A truly bizarre piece on the second floor of the Ho Chi Minh Museum

A truly bizarre piece on the second floor of the Ho Chi Minh Museum

But, all that said, the museums weren’t all bad.  As long as you ignored the patriotic descriptions, the  miscellaneous remains of US aircraft and ordnance in the Vietnam Military History Museum were definitely worth seeing.  And not many other places will let you climb in and on an actual genuine Chinook.  Beyond that, we did also get quite some entertainment seeking out the location of the remains of an old American B52, recently dredged from a lake in suburban Hanoi (where they’ve been poking out through the surface for the last forty years) to become the new centrepiece of an under-construction ‘B52 Victory Museum’.

Assorted remains of US military aircraft from the Vietnam War (known in Vietnam as the American War, of course), displayed as a pile of debris in the grounds of the Vietnam Military History Museum

Assorted remains of US military aircraft from the Vietnam War (known in Vietnam as the American War, of course), displayed as a pile of debris in the grounds of the Vietnam Military History Museum

The remains of a US B52 bomber, carefully housed on the edge of a construction site awaiting permanent internment at a new museum in its honour

The remains of a US B52 bomber, carefully housed on the edge of a construction site awaiting permanent internment at a new museum in its honour

But, it has to be said:  the real highlight of Hanoi was the beginning of my love affair with Vietnamese food, and with bia hoi, a preservative-free relatively light-alcohol beer brewed daily throughout Hanoi.  Some of the dishes I could name and order appropriately.  Some of them I couldn’t – I’d just point to a random item on a menu and see what turned up, or I’d point to something another patron was eating and ask for that.  Some of the dishes, for all I know, don’t even have names:  you’d just turn up to the street stall and get whatever one dish it was that that particular stall made.

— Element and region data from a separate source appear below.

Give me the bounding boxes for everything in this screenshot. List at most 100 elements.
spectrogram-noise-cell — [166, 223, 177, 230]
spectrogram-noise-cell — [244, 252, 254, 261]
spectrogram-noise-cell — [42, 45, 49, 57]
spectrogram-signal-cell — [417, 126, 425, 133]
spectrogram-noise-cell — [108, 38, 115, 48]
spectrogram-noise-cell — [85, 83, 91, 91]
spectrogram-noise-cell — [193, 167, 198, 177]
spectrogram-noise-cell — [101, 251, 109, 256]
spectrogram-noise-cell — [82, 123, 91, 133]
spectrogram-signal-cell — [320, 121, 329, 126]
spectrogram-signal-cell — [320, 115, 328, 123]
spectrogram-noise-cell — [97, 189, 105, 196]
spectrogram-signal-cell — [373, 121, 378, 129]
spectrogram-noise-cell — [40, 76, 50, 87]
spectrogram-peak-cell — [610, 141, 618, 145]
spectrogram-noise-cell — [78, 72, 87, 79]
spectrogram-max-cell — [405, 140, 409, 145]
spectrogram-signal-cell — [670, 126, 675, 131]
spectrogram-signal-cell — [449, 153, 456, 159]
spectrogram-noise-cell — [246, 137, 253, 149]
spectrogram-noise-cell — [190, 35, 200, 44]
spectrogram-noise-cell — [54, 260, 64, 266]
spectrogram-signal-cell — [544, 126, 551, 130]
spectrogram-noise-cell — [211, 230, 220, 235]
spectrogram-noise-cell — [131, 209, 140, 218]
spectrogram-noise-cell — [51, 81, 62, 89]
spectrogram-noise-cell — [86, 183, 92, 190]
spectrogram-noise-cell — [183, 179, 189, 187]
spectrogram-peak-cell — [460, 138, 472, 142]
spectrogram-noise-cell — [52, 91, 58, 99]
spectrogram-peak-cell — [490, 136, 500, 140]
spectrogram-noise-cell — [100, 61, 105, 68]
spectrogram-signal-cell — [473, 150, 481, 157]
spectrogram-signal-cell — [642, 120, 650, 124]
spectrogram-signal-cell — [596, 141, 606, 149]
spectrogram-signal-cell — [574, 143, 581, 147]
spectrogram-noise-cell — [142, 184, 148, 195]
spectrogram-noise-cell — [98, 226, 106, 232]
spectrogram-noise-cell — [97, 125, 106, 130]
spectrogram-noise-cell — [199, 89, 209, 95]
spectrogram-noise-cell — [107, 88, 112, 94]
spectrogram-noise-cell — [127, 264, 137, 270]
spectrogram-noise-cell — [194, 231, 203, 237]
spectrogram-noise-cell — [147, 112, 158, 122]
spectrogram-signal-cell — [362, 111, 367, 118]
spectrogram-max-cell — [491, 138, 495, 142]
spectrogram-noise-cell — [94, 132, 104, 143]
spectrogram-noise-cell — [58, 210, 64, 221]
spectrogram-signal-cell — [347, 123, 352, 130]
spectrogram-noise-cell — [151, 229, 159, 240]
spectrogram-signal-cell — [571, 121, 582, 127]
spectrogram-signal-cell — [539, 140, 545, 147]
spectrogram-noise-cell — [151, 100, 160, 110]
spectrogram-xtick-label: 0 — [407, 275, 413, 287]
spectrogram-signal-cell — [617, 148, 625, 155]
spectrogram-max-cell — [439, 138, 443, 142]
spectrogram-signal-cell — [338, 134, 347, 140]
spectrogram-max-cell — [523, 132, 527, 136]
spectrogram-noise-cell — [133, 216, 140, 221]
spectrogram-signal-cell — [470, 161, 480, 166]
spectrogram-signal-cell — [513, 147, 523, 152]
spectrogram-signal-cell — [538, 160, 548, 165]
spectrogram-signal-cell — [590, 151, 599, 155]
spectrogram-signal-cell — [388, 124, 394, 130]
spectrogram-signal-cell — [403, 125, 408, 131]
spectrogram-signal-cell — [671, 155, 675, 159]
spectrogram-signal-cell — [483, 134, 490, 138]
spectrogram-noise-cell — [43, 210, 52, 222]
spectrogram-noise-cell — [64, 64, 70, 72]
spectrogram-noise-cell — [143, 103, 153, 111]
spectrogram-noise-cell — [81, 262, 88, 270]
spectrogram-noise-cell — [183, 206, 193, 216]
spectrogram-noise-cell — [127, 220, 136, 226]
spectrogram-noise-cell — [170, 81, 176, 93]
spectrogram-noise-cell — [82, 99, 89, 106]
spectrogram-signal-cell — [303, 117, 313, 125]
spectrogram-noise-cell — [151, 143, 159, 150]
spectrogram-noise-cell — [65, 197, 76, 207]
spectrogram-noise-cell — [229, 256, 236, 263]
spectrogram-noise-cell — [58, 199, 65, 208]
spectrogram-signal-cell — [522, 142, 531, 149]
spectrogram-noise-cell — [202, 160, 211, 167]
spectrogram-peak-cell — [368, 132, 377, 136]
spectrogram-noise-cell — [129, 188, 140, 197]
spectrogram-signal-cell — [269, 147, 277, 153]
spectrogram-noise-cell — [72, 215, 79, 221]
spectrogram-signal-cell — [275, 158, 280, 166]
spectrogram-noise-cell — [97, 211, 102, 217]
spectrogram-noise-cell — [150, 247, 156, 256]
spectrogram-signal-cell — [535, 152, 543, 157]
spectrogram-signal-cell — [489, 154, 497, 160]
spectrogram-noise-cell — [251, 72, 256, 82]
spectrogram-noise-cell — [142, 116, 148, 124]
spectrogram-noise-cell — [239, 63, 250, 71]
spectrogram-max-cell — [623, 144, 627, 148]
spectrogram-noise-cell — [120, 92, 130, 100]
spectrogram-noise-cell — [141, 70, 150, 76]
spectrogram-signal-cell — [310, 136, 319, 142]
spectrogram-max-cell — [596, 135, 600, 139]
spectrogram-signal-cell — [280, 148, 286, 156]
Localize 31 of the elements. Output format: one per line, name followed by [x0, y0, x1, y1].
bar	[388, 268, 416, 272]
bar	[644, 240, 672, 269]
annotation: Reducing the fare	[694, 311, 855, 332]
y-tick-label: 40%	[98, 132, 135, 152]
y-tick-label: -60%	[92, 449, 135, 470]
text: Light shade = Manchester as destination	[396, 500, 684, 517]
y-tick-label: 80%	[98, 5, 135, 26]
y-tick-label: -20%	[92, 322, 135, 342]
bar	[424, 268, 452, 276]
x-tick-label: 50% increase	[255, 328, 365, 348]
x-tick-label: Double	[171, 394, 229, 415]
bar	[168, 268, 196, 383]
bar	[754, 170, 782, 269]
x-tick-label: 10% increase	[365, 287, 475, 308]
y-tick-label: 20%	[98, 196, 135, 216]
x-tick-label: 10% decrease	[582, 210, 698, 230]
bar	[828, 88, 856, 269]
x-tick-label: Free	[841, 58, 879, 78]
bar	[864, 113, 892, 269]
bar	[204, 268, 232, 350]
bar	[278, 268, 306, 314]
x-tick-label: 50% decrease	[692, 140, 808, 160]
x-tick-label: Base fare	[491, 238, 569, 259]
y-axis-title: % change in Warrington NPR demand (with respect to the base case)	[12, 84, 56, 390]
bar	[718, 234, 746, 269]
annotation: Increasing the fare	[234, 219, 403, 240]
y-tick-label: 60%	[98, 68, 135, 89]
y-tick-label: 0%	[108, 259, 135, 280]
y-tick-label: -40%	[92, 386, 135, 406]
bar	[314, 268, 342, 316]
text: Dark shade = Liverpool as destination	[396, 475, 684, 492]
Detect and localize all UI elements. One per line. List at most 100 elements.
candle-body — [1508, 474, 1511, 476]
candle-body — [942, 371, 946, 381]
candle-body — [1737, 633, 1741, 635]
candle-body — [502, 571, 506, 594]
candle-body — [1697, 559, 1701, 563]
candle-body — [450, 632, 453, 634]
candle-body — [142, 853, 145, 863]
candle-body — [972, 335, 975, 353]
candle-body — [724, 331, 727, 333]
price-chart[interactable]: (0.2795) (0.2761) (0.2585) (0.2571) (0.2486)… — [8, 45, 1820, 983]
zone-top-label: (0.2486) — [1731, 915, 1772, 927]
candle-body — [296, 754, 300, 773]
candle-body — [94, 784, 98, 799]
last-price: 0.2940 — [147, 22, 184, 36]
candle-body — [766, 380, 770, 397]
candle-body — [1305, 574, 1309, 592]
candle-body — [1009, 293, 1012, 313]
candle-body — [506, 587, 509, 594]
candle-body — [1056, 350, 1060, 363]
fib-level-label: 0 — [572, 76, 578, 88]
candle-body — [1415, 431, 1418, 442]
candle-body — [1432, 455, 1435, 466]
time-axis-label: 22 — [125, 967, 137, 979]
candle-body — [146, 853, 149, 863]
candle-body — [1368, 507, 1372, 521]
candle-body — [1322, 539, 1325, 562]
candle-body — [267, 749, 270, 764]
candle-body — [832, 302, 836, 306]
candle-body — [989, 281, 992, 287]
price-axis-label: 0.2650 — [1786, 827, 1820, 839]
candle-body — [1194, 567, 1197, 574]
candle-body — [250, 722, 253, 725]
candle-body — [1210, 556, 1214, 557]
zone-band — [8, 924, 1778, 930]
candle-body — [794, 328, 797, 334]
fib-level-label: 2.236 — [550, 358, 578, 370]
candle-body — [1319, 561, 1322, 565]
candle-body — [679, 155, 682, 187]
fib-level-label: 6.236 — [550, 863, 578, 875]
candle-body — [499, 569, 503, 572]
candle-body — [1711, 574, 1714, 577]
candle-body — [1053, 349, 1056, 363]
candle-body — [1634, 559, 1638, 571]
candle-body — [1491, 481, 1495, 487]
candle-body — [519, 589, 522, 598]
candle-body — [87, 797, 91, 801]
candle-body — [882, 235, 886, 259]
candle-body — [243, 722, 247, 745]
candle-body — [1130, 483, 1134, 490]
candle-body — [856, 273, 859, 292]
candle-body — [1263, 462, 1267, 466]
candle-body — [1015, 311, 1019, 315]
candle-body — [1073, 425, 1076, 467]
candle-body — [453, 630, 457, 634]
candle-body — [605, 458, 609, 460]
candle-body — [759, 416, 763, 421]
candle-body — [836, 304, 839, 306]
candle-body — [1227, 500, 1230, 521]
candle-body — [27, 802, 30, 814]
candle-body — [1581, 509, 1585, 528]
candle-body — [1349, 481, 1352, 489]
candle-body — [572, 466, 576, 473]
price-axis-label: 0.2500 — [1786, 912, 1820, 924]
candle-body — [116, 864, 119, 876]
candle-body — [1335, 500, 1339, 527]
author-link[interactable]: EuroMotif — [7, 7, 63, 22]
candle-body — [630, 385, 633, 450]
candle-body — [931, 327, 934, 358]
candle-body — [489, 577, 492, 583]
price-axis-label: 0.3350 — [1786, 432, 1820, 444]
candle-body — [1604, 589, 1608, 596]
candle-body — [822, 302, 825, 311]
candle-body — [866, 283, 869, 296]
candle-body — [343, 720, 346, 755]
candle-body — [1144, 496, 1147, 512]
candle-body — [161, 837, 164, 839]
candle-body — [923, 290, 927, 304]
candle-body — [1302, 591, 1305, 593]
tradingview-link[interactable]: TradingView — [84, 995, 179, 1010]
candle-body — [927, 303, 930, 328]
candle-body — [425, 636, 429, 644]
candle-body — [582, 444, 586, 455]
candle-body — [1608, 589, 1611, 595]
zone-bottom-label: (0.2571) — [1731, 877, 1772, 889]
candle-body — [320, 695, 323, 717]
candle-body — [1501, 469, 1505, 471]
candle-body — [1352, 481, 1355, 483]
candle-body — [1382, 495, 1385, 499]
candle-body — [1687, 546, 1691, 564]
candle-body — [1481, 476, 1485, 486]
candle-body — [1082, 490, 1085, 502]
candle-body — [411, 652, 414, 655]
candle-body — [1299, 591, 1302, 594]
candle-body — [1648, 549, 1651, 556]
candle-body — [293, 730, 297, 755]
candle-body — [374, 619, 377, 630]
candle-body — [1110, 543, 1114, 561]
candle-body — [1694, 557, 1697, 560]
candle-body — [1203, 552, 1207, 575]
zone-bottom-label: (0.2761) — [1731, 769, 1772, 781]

Because seriously, what’s not to love about wandering along the footpath, discovering a set of tiny plastic stools in your way, and sitting down to a hearty meal of stuff you don’t recognise described in a language you don’t understand, accompanied by slightly watery but incredibly refreshing beer?

One thing I do know:  I didn’t come across a dish I didn’t enjoy.  And it wasn’t because I didn’t try enough different places, eat enough meals, or point to strange enough sounding things on the menu.

Enjoying a cold bia hoi during a hard day's sightseeing

Enjoying a cold bia hoi during a hard day’s sightseeing

Oh, and one final thing before leaving Hanoi.  We didn’t discover this until the day before we left, but there’s a place called ‘Smoothies and Juices’ at 15a Hàng Tre, on the eastern side of the city.  You’ll want to go there and try out the Cookies frappucino.  Good work, ladies and gents, good work.